El que comprenda el principio vibratorio ha alcanzado el cetro del poder. Y por eso continuamos estudiando este apartado del Kybalión. La física cuántica descubrió, experimentalmente, que el quantum se comporta de forma diferente cuando un ojo humano lo observa. Esotéricamente, se dice que lo observado cambia bajo la mirada del observador. En ambos casos, estamos hablando de dos (o más, incluso) esferas de existencia que se modifican mutuamente en cuanto se vuelven conscientes una de la otra, puesto que el observador también cambia al darse cuenta del nuevo comportamiento de lo observado.

El observador adquiere conocimiento sobre lo observado, y a partir de éste podrá cederle el turno al transmutador, que ha recorrido un largo camino iniciático, a través de los arcanos mayores del tarot, desde el mundo, hasta convertirse en el Mago, el creador consciente, que sabe cómo generar las vibraciones necesarias para manifestar la realidad que desea.

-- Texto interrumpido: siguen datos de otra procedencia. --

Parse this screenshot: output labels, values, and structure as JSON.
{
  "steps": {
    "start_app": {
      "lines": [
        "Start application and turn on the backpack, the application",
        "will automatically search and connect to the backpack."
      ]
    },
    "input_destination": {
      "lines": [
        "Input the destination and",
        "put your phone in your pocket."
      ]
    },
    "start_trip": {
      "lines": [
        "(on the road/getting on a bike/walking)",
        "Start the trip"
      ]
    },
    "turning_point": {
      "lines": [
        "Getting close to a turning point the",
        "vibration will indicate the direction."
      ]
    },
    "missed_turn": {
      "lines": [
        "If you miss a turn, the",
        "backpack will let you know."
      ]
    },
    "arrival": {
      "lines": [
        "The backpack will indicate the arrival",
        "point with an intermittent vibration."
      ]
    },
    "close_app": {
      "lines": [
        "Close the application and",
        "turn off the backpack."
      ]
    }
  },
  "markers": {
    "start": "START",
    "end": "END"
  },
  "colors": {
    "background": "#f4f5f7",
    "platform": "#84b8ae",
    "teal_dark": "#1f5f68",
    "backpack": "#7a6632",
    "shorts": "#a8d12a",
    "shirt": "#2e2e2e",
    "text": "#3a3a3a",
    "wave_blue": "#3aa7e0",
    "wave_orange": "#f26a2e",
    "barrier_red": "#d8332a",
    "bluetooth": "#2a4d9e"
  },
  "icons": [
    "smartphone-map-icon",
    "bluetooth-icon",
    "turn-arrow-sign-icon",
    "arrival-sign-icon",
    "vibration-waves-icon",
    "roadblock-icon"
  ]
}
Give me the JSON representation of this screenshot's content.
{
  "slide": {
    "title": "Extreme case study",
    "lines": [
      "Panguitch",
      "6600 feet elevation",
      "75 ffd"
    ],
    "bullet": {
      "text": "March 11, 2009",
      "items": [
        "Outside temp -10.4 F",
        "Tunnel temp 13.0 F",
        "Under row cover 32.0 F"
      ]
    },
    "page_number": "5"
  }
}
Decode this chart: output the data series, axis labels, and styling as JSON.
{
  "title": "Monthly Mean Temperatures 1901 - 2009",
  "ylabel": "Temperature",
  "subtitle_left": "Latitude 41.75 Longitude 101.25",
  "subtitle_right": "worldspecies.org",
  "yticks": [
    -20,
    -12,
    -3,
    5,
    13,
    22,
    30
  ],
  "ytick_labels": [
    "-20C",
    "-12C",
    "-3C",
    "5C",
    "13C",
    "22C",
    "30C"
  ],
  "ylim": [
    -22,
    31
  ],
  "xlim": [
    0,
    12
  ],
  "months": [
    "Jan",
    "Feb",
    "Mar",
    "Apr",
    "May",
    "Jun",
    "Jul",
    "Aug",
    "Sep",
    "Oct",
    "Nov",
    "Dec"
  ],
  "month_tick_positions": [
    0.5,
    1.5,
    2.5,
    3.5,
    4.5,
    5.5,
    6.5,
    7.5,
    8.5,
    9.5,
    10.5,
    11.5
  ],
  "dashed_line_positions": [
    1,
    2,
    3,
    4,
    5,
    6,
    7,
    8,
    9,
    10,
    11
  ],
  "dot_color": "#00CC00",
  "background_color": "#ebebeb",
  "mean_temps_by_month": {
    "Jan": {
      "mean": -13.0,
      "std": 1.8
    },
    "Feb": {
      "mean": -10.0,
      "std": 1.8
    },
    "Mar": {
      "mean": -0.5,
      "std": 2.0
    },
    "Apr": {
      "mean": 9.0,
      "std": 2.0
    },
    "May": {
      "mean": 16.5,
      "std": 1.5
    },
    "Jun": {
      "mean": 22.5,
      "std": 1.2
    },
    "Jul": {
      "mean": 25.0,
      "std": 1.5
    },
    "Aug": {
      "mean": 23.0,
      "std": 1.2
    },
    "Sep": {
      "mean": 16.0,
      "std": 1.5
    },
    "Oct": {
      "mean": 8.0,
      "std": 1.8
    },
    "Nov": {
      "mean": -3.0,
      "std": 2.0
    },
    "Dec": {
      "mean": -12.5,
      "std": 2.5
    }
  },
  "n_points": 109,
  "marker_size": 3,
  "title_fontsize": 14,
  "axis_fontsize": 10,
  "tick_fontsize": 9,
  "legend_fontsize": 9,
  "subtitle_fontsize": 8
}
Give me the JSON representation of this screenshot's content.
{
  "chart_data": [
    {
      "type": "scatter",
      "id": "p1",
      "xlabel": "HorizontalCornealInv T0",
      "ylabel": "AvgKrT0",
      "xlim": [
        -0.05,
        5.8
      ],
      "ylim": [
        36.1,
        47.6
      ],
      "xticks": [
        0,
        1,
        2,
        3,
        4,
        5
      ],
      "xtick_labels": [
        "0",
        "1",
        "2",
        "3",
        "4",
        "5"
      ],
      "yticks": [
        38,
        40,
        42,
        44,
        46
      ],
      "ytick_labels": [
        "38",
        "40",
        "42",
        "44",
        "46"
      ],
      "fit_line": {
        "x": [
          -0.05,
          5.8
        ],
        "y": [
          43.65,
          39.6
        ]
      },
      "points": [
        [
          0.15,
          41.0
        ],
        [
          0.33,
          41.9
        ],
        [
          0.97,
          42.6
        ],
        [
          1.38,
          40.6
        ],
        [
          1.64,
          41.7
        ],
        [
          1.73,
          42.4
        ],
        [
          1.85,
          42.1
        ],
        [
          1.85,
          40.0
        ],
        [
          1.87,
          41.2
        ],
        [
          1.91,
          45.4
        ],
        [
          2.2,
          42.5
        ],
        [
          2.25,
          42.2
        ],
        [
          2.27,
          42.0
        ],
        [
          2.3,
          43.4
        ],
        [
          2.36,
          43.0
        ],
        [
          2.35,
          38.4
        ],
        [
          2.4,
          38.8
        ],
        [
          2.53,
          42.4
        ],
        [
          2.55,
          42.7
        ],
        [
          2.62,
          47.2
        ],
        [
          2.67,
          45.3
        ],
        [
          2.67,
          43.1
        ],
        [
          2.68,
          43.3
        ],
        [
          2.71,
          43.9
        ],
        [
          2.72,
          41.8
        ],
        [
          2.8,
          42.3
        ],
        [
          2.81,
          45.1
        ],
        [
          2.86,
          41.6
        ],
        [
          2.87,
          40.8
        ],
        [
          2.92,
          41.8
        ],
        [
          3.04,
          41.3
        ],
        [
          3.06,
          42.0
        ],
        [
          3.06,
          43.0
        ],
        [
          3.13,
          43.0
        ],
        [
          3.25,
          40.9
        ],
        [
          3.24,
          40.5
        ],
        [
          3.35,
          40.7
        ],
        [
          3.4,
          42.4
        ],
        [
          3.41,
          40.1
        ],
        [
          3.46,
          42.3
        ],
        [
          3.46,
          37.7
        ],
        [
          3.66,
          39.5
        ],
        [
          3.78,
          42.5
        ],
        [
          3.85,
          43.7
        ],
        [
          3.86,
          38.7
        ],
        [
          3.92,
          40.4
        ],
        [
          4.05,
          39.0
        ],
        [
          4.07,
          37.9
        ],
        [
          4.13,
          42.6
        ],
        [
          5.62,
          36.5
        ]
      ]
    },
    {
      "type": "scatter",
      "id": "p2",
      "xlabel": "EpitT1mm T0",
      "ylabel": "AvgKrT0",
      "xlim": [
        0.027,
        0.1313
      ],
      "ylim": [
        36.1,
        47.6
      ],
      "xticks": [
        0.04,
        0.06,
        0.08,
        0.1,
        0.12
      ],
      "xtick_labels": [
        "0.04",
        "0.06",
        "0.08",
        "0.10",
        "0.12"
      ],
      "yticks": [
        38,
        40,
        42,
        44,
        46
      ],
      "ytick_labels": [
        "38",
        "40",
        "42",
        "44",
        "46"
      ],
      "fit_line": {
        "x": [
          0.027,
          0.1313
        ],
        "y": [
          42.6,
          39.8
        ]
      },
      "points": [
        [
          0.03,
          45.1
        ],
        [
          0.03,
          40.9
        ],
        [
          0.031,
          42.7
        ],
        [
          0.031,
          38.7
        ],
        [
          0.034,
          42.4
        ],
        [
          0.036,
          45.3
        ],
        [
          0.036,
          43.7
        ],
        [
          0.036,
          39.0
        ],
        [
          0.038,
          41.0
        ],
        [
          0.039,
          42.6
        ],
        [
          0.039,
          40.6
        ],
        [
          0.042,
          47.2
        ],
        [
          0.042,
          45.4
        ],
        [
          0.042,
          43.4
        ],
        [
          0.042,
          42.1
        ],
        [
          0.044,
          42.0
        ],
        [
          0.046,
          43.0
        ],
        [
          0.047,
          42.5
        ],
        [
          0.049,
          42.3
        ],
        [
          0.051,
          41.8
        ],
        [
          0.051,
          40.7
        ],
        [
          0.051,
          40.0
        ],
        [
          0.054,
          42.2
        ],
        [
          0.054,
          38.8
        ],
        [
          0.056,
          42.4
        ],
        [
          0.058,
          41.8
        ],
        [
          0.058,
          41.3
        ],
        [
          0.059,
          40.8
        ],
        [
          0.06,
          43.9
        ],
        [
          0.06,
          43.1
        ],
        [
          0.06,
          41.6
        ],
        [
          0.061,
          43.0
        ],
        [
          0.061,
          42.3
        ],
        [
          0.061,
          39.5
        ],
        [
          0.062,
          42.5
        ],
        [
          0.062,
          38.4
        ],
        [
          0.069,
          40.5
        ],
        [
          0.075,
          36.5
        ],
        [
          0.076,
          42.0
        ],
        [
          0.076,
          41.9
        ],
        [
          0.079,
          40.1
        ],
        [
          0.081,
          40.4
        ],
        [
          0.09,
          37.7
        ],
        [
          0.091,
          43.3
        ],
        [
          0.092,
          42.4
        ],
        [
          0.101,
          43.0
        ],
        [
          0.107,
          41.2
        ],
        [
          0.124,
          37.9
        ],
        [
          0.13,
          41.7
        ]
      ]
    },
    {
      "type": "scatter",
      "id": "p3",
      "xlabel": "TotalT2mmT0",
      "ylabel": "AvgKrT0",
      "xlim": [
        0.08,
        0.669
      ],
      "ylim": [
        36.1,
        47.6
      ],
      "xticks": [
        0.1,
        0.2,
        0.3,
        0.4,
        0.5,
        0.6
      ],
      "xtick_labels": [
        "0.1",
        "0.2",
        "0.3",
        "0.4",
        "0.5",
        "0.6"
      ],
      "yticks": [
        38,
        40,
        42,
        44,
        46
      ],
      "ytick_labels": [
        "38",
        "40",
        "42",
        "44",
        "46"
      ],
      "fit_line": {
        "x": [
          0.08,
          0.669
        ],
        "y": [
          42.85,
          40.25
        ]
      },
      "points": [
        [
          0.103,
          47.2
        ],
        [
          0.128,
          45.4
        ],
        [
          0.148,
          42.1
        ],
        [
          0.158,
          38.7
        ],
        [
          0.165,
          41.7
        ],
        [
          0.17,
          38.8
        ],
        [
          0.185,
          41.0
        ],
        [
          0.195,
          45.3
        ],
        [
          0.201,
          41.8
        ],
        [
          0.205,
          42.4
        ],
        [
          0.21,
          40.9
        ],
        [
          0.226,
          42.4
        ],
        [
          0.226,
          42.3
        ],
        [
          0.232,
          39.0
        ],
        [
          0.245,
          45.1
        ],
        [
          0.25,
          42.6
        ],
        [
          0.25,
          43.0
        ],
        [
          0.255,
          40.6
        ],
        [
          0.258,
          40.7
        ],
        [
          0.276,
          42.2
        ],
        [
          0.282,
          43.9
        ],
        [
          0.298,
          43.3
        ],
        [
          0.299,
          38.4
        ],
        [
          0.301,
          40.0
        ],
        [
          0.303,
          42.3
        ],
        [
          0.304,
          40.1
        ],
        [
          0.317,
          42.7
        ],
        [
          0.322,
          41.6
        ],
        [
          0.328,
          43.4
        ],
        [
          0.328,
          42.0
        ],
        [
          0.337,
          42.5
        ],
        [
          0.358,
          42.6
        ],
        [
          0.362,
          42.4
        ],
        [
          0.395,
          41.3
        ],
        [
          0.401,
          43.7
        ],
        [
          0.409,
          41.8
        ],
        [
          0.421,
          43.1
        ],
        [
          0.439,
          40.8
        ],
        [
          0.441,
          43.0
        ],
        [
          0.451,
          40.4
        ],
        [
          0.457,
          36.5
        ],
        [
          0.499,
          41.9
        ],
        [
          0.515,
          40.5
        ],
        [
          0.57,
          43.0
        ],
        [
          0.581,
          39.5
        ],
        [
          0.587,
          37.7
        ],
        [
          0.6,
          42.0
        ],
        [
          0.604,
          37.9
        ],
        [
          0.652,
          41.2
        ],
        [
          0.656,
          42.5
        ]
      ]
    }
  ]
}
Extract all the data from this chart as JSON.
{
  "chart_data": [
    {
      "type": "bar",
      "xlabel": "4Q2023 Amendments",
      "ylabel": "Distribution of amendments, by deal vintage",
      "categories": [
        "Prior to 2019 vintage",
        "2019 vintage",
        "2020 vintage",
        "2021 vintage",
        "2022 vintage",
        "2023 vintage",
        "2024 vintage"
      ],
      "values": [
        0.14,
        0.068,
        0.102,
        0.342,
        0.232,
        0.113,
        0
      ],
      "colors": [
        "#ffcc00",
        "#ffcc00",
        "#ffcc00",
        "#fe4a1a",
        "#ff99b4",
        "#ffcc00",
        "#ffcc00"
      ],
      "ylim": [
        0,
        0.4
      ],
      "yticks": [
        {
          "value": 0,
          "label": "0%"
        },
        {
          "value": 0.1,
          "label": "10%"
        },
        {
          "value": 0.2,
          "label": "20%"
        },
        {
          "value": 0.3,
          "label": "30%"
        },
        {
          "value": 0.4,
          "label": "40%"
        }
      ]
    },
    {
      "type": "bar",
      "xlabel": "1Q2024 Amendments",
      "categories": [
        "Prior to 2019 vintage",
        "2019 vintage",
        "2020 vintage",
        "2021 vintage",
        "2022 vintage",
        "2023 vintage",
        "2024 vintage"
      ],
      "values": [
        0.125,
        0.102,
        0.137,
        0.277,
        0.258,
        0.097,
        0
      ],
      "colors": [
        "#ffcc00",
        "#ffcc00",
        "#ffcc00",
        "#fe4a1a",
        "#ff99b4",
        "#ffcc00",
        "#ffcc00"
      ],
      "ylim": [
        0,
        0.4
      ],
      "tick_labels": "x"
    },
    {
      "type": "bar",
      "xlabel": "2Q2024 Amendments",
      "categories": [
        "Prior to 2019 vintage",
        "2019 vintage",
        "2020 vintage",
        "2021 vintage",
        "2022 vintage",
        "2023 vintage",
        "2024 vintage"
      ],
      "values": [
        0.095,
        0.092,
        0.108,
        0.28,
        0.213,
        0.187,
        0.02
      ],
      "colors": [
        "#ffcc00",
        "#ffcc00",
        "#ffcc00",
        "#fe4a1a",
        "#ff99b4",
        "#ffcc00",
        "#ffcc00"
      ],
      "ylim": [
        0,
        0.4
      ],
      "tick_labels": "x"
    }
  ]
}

Puede sonar intrincado, demasiado misterioso o difícil, pero en realidad es simple, como manejar un coche de velocidades (si Aleister Crowley o Paul Foster Case me oyeran se volverían a morir): comenzamos con la intención, que es el encendido; seguimos con la imaginación detallada, detalladísima, primera velocidad; la generación de las sensaciones, siempre agradables, a partir de esas imágenes, segunda velocidad; con la conciencia de que nuestra mente no distingue entre lo real y lo imaginario, experimentamos lo imaginado como una realidad presente, tercera velocidad; creamos una frase de propósito, ligándola a las imágenes, y la decimos en voz alta, poniendo atención a cualquier incomodidad o escepticismo, que deberemos debilitar, bien con un diálogo interior, o con técnicas como el tapping, cuarta velocidad; ponerse cómodo, pero no relajado, para volver mentalmente a las imágenes y corporalmente a las sensaciones, hasta estar en armonía con todo ello (de no ser así, regresar a la cuarta velocidad, para desactivar las incomodidades, tras las cuales siempre hay un pensamiento boicoteador), decir entonces la frase en voz alta o internamente, las veces que sean necesarias para sentirse absolutamente convencido y vibrando en consecuencia, quinta velocidad.

Como manejar un coche, esto requiere práctica; cada vez se hace mejor, hasta que un día nos encontramos haciéndolo en automático, justo como manejar. Pero para entonces habremos hecho un sorprendente recorrido interior que expandirá nuestra conciencia; es decir, nos habremos convertido en iniciados.

Cuando no haya ni un átomo de duda en la factibilidad de nuestros propósitos, veremos milagros.